No new let's encrypt certificates on crt.sh

Hi all,
I don’t see any new Let’s Encrypt certificates on crt.sh since May 4th?
Does anybody know why?

They’ve been having database problems for a few days - https://groups.google.com/forum/#!topic/crtsh/ZOscOEUYeHE .

1 Like

Hi @johnbaum

crt.sh is currently buggy.

Use Google

https://transparencyreport.google.com/https/certificates

crt.sh hat two interfaces - the web interface and a PostGreSql-interface. I’ve used the PostGreSql in my tool, that didn’t work (~~ 2019-04-15), later it worked some hours. Last Saturday I’ve added a fallback to the webinterface, but new certificates ( Letsencrypt error DNS problem: NXDOMAIN looking up A for etc ) aren’t listet. Google shows that certificate.

2 Likes

Thanks so much for your reply, but the google one doesn’t work so well for me. Do you know any other alternative, even paid?

Thanks again

Perhaps https://sslmate.com/certspotter/ will meet your needs? There’s also https://censys.io/

Not really. Entrust

https://www.entrust.com/ct-search/

has a search, but checking the new domain of the other thread (nodejs-ssl-deploy.code.yousshark.com), entrust and crt.sh don’t show the certificate (created 5. Mai 2019, 21:40:35 GMT).

Hope the new Letsencrypt CT log is coming. With a good API :wink:

All currently qualified CT logs offer the same API described in RFC 6962 and the LE log will be the same. If you’re looking for an easy way to search/monitor a CT log the API from RFC 6962 (and the upcoming Let’s Encrypt log) won’t help you without implementing the monitoring. You’re looking for a log monitor, not a log itself :slight_smile: We have no plans to offer a monitor.

2 Likes

Thanks.

Ok, I need a monitor. Mhm. Crt.sh has an ODBC Sql option, that’s very easy to use. And it’s possible to create a query

Where reverse(lower(ci.NAME_VALUE)) Like reverse(lower('%.example.com'))
And ci.CERTIFICATE_ID > last_id_saved_local

There is an index reverse(lower(NAME_VALUE)), so this query is amazing.

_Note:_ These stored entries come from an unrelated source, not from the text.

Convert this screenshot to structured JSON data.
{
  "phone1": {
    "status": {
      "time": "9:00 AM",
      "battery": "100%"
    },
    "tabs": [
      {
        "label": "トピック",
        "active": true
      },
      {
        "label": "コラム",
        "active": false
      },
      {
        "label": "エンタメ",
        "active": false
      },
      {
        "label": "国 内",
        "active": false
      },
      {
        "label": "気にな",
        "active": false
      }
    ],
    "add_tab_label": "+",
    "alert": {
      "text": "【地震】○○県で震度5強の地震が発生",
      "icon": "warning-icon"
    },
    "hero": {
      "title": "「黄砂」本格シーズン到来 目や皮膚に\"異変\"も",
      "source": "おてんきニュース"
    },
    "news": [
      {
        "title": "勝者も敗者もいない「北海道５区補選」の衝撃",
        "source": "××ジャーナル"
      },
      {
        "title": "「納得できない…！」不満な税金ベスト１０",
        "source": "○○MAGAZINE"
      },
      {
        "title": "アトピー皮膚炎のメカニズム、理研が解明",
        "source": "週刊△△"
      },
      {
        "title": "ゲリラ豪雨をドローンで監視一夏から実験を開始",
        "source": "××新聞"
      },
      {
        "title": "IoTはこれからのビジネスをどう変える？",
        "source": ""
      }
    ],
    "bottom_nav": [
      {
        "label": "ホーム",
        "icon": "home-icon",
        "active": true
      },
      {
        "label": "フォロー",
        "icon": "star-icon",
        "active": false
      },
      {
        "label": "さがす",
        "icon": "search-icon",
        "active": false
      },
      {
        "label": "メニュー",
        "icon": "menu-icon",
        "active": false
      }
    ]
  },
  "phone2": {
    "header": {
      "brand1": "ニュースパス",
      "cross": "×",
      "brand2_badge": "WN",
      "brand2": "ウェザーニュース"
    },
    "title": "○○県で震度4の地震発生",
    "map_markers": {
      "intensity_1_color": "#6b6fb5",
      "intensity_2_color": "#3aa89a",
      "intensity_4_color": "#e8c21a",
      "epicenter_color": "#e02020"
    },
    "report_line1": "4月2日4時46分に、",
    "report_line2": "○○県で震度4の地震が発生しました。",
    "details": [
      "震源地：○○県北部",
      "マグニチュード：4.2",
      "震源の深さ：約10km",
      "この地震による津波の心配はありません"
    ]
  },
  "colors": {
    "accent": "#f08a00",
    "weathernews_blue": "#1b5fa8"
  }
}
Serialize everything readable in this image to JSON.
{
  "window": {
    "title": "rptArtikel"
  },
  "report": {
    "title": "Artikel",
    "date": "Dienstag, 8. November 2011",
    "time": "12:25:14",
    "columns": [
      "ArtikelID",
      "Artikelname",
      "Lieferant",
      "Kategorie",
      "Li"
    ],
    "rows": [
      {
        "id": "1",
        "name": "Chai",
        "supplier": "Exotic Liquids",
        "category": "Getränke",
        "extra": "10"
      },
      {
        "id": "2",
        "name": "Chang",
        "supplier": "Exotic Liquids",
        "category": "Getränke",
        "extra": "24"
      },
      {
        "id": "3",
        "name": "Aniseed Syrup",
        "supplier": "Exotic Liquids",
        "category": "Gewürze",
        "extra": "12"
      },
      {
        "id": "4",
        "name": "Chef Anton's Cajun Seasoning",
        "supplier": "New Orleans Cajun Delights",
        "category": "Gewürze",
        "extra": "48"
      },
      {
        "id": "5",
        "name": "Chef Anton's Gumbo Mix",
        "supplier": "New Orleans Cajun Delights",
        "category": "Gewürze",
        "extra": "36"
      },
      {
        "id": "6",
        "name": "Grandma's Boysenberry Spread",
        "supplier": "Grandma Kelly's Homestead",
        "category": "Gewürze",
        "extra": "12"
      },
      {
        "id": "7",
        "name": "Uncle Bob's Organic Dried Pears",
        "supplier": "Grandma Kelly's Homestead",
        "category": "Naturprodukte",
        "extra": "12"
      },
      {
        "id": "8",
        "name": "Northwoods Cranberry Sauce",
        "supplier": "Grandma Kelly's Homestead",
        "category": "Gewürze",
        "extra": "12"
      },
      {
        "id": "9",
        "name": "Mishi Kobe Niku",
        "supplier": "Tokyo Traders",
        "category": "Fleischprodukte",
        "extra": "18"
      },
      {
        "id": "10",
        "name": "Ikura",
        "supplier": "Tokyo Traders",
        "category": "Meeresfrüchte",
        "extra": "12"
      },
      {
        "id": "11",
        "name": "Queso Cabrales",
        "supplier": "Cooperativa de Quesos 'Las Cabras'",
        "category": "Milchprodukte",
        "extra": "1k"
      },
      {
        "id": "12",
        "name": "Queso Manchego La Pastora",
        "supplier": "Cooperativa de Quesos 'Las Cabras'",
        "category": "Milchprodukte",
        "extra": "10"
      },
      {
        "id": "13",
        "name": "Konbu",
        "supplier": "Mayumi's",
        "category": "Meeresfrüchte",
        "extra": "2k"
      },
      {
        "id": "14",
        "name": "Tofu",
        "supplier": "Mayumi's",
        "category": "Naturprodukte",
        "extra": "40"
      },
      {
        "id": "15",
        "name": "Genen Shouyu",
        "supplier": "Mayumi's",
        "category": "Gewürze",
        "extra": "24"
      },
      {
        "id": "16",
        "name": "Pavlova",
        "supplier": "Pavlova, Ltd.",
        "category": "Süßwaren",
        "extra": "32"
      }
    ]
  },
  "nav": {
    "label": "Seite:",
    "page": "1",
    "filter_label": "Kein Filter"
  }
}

And checking a domain three times (without a new certificate) the second and third query - don’t return results, ci.CERTIFICATE_ID > last_id_saved_local blocks it.

The website crt.sh (with JSON-output) doesn’t have such a feature.

But if the website doesn’t work …

Certspotter has an API

https://sslmate.com/certspotter/api/docs-v1

1000 queries per hour are free. Perhaps I should use that.

1 Like

Drifting slightly off-topic but Certmonitor’s public stats make it easy to see why monitoring CT logs is often a paid product. To keep track of all of the CT logs that Certspotter monitors takes 6,097 GB of disk space and counting!

2 Likes

I hope crt.sh will be back soon, although I’m really not sure.

Thanks

I’ve updated my tool.

Now CertSpotter is used to fetch active certificates.

Expired certificates aren’t sent back. But one CertSpotter-check per one Domain-check is save enough.

Now it’s a fallback if crt.sh doesn’t work.

A current check shows a new certificate, created this evening.

3 Likes

Now crt.sh works.

The nodejs-ssl-deploy.code.yousshark.com (created from a user this sunday) is now listed. The PostgreSql-Interface works again.

A Letsencrypt certificate (found from my tool) not before 2019-05-08 23:16:23 isn’t visible via crt.sh, CertSpotter shows that certificate.

So crt.sh works, but isn’t up to date.

1 Like

This topic was automatically closed 30 days after the last reply. New replies are no longer allowed.